In Le Petit Prince, the Prince describes to the pilot why he diligently removed baobabs from his tiny planet:
“That is strictly correct,” I said. “But why do you want the sheep to eat the little baobabs?”
He answered me at once, “Oh, come, come!”, as if he were speaking of something that was self-evident. And I was obliged to make a great mental effort to solve this problem, without any assistance.
Indeed, as I learned, there were on the planet where the little prince lived–as on all planets–good plants and bad plants. In consequence, there were good seeds from good plants, and bad seeds from bad plants. But seeds are invisible. They sleep deep in the heart of the earth’s darkness, until some one among them is seized with the desire to awaken. Then this little seed will stretch itself and begin–timidly at first–to push a charming little sprig inoffensively upward toward the sun. If it is only a sprout of radish or the sprig of a rose-bush, one would let it grow wherever it might wish. But when it is a bad plant, one must destroy it as soon as possible, the very first instant that one recognizes it.
Now there were some terrible seeds on the planet that was the home of the little prince; and these were the seeds of the baobab. The soil of that planet was infested with them. A baobab is something you will never, never be able to get rid of if you attend to it too late. It spreads over the entire planet. It bores clear through it with its roots. And if the planet is too small, and the baobabs are too many, they split it in pieces . . .
Before this year, an Ebola outbreak would stay within the confines of a village or community, killing no more than a few hundred people at a time.
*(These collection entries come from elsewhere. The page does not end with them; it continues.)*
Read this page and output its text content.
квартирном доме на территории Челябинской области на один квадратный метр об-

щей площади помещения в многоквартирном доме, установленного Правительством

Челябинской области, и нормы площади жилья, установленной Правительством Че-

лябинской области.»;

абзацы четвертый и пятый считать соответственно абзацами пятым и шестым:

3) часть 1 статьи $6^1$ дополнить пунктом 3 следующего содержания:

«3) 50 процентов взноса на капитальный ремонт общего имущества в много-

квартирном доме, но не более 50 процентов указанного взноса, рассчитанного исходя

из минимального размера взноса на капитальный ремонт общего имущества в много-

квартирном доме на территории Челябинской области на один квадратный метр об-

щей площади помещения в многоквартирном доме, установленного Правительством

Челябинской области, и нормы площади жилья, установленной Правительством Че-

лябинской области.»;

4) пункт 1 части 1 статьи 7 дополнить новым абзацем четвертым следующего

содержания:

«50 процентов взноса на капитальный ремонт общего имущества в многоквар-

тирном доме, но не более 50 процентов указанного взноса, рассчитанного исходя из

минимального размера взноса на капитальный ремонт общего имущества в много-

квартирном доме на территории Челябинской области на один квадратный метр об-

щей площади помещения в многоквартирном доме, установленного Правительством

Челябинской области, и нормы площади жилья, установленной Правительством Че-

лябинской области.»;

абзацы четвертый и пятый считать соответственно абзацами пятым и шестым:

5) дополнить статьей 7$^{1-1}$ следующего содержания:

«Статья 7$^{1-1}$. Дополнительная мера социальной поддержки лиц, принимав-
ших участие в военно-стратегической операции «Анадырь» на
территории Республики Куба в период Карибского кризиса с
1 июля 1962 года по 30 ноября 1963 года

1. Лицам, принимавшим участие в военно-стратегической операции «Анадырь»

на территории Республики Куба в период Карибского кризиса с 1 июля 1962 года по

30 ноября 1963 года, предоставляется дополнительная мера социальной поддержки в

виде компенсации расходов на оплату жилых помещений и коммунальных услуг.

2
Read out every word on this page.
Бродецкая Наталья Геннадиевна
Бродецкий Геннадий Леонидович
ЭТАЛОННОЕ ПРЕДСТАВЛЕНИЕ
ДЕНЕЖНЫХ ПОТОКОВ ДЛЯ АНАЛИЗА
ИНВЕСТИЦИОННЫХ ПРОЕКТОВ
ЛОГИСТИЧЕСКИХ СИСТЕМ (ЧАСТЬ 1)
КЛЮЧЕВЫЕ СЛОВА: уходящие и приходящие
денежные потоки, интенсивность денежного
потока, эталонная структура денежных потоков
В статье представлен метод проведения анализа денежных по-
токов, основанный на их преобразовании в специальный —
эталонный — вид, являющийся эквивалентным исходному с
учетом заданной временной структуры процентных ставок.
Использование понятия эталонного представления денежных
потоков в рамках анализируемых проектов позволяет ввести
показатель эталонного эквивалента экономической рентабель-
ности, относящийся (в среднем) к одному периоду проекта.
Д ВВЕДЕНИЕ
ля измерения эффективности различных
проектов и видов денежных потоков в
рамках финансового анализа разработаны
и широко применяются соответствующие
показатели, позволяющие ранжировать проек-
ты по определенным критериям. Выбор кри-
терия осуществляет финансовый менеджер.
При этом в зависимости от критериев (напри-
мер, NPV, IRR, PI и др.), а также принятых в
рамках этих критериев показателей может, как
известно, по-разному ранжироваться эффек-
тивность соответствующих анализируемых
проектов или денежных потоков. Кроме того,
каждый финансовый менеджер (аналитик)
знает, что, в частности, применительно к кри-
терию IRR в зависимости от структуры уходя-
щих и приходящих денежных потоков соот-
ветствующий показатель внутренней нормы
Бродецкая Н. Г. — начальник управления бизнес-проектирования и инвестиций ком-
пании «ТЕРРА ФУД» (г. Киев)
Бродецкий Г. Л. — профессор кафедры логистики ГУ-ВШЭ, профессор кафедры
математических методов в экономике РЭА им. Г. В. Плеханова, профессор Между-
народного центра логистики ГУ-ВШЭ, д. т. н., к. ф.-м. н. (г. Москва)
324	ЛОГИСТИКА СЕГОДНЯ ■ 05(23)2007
In the current outbreak, more than ten thousand people have been infected and approximately five thousand of those people have died, which is more than the previous thirty-plus years of casualties combined.
If there were ever a baobab that ought not take root, it is the current strain of Ebola. It seems innocuous now, as the sarcasm and jokes fly about only one person in America dying of it, but we can stop it when only one person has died on American soil. Once taken root (see the analogy?), Ebola will be almost impossible to quarantine and manage; at best, it will fly through the population until we can find a vaccine, and at worst, it will result in draconian quarantine measures for all citizens. The push for travel restriction and quarantines isn’t xenophobic; it’s good sense.